Cabras 3 produces 39 megawatts of power, but in the last few months, GPA's most modern and efficient unit has been offline. "In late 2012, we discovered cracks similar to this on the shaft of the generator. So what did we do? We immediately shut the unit down and started working on a recovery plan to return this unit to service," explained GPA assistant general manager for operations Melinda Camacho. She said that plan has its crew, its manufacturers and performance management contractors hard at work.
"And involved in that recovery plan was identifying resources, tools, equipment, technical experts to get us to where we need to be where is this unit back online," Camacho added.
The recovery process requires that Cabras 3 be disassembled and the rotor shaft be replaced. The rotor shaft basically is what's connected to the engine and part of the turning motion that creates a magnetic field ultimately generating power for GPA. After inspection and analysis, the utility agency will decide if a new rotor disc is needed but in the meantime, the generator will be overhauled, serviced and prepared for reassembly.

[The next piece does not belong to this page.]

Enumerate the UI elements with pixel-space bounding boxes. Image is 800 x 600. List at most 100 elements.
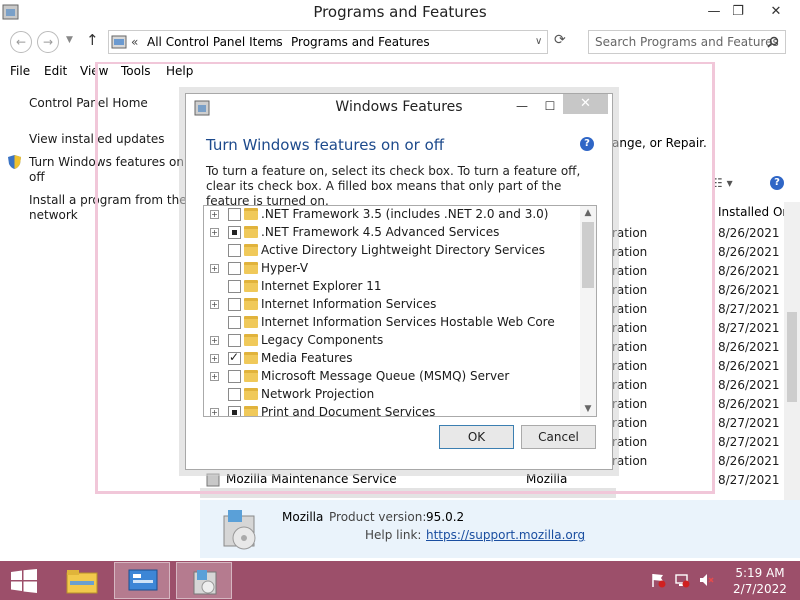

So what does this mean for the customer? Camacho says the Levelized Energy Adjustment Clause filed in February already reflects that Cabras 3 isn't available, so a portion of that increase in your power bill came as a result of the system being down. So once repaired, will power bills go down?
"Possibly, remember LEAC also is the price of fuel, so we can't look to the future to see if fuel will go down or how much it will go up if does, but this definitely will help," Camacho stated.
While GPA does have enough baseload to serve its customers, Camacho hopes the project is on scope, on time and on budget or approximately $4.5 million. Completion is expected by September.